On CSS I agree on the general point, but I think that's a longer term issue of better CSS support (PRP support for per-work CSS, maybe something like LESS and a hierarchy of CSS to cover cases in between MediaWiki:Common.css and inline styles, beyond just TemplateStyles. Definitely agree a MW extension to replace the current poem tag is needed for a real solution, but I don't think that's realistic in any reasonable timeframe so I'm focussing on stuff that can (hopefully) be made to work within the current limitations. The CSS stuff in {{sbs}} being one prong, and a Lua module a possible alternative approach.
Of course, I am not at all sure anything short of an extension will work: the parser and remex insert themselves so aggressively that they tend to sabotage any even moderately complex markup and styling. --Xover (talk) 13:38, 15 November 2020 (UTC)

Gadget in progress

Just a quick note for something to play with if you have some cycles to spare one day (no action required, just for interest).

It's a "re-imagining" of the popups gadget. Using a slightly different plug-in-like architecture, I hope it can be a bit more flexible that the enWP-centric popups gadget. To try it:

mw.loader.load("/w/index.php?title=User:Inductiveload/popups_reloaded.js&action=raw&ctype=text/javascript");
mw.loader.load("/w/index.php?title=User:Inductiveload/popups_reloaded.css&action=raw&ctype=text/css", 'text/css');

Probably will spew a few errors to console on occasion and the UX is a bit jarring sometimes, but it's already better than the old popups for my nefarious purposes IMO. Inductiveloadtalk/contribs 00:23, 21 November 2020 (UTC)

@Inductiveload: Neat! Upgrading or replacing Popups has been on my wishlist for a long time; with the two main issues being improved styling and better support for previewing PRP-backed pages. I probably won't have time to play with it any time soon, but when things improve I'd love to take it for a spin. --Xover (talk) 12:33, 22 November 2020 (UTC)

The History of the Bohemian persecution (1650)

Hello. May I ask you to convert File:The History of the Bohemian persecution (1650).pdf into djvu? There is absolutely no hurry, I have enough work to do :-) --Jan Kameníček (talk) 19:08, 21 November 2020 (UTC)

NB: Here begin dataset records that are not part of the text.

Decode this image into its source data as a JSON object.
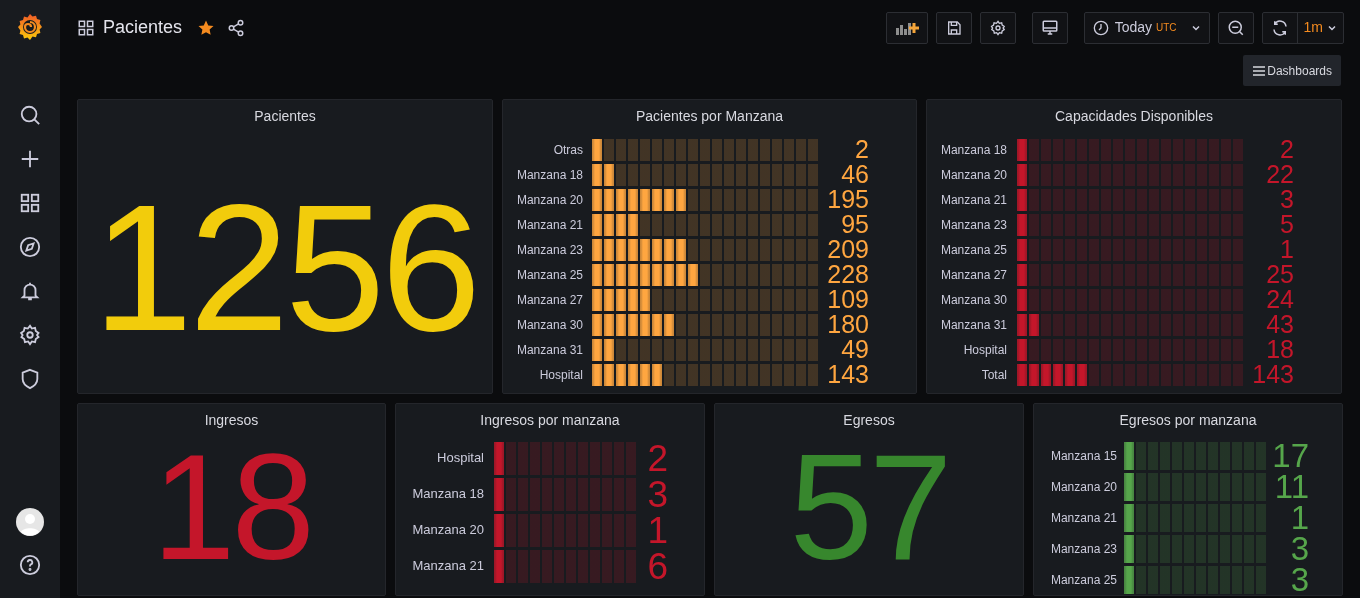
{
  "header": {
    "title": "Pacientes",
    "starred": true
  },
  "toolbar": {
    "time_range": "Today",
    "timezone": "UTC",
    "refresh_interval": "1m",
    "dashboards_button": "Dashboards"
  },
  "panels": [
    {
      "kind": "stat",
      "title": "Pacientes",
      "value": "1256",
      "color": "#f2cc0c"
    },
    {
      "kind": "bargauge",
      "title": "Pacientes por Manzana",
      "color": "#ffa640",
      "rows": [
        {
          "label": "Otras",
          "value": "2",
          "level": 0.05
        },
        {
          "label": "Manzana 18",
          "value": "46",
          "level": 0.11
        },
        {
          "label": "Manzana 20",
          "value": "195",
          "level": 0.42
        },
        {
          "label": "Manzana 21",
          "value": "95",
          "level": 0.21
        },
        {
          "label": "Manzana 23",
          "value": "209",
          "level": 0.42
        },
        {
          "label": "Manzana 25",
          "value": "228",
          "level": 0.47
        },
        {
          "label": "Manzana 27",
          "value": "109",
          "level": 0.26
        },
        {
          "label": "Manzana 30",
          "value": "180",
          "level": 0.37
        },
        {
          "label": "Manzana 31",
          "value": "49",
          "level": 0.11
        },
        {
          "label": "Hospital",
          "value": "143",
          "level": 0.32
        }
      ]
    },
    {
      "kind": "bargauge",
      "title": "Capacidades Disponibles",
      "color": "#c4162a",
      "rows": [
        {
          "label": "Manzana 18",
          "value": "2",
          "level": 0.05
        },
        {
          "label": "Manzana 20",
          "value": "22",
          "level": 0.05
        },
        {
          "label": "Manzana 21",
          "value": "3",
          "level": 0.05
        },
        {
          "label": "Manzana 23",
          "value": "5",
          "level": 0.05
        },
        {
          "label": "Manzana 25",
          "value": "1",
          "level": 0.05
        },
        {
          "label": "Manzana 27",
          "value": "25",
          "level": 0.05
        },
        {
          "label": "Manzana 30",
          "value": "24",
          "level": 0.05
        },
        {
          "label": "Manzana 31",
          "value": "43",
          "level": 0.11
        },
        {
          "label": "Hospital",
          "value": "18",
          "level": 0.05
        },
        {
          "label": "Total",
          "value": "143",
          "level": 0.32
        }
      ]
    },
    {
      "kind": "stat",
      "title": "Ingresos",
      "value": "18",
      "color": "#c4162a"
    },
    {
      "kind": "bargauge",
      "title": "Ingresos por manzana",
      "color": "#c4162a",
      "rows": [
        {
          "label": "Hospital",
          "value": "2",
          "level": 0.08
        },
        {
          "label": "Manzana 18",
          "value": "3",
          "level": 0.08
        },
        {
          "label": "Manzana 20",
          "value": "1",
          "level": 0.08
        },
        {
          "label": "Manzana 21",
          "value": "6",
          "level": 0.08
        }
      ]
    },
    {
      "kind": "stat",
      "title": "Egresos",
      "value": "57",
      "color": "#37872d"
    },
    {
      "kind": "bargauge",
      "title": "Egresos por manzana",
      "color": "#56a64b",
      "rows": [
        {
          "label": "Manzana 15",
          "value": "17",
          "level": 0.08
        },
        {
          "label": "Manzana 20",
          "value": "11",
          "level": 0.08
        },
        {
          "label": "Manzana 21",
          "value": "1",
          "level": 0.08
        },
        {
          "label": "Manzana 23",
          "value": "3",
          "level": 0.08
        },
        {
          "label": "Manzana 25",
          "value": "3",
          "level": 0.08
        }
      ]
    }
  ]
}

@Jan.Kamenicek: File:The History of the Bohemian Persecution (1650).djvu. The OCR quality is… not great. You may want to try the Google OCR gadget to see if it does better on the worst pages. But at least the image resolution is ~2x the PDF version. Let me know if there are any out of order pages or other such issues that needs fixing. --Xover (talk) 00:49, 22 November 2020 (UTC)
Thanks very much! I expected the OCR layer would be bad, so it did not surprise me. However, comparing e. g. [3] with [4] I can see that in the PDF version the OCR recognizes long ſ, while in the DJVU version it replaces it for f which did surprise me. I am mentioning it just as a curiousity, it is not a problem at all, as it needs to be replace for "s" anyway and maybe the whole OCR needs to be replaced e.g. using the Google gadget (which seems sliiiiggghtly better ). Thanks again. --Jan Kameníček (talk) 09:29, 22 November 2020 (UTC)
@Jan.Kamenicek: Tesseract (the OCR engine I use) does not recognise long s, so these will never have that right. It's trained on more modern texts so pre-18th century texts will be pretty hit and miss. Sorry. --Xover (talk) 12:29, 22 November 2020 (UTC)
I see, I did not know that you exchanged the OCR layer. I noticed that it was better than in the PDF (except the long s), but I thought that it was due to better OCR extraction from djvu than from pdf by Mediawiki. So I thank you for this too. --Jan Kameníček (talk) 13:10, 22 November 2020 (UTC)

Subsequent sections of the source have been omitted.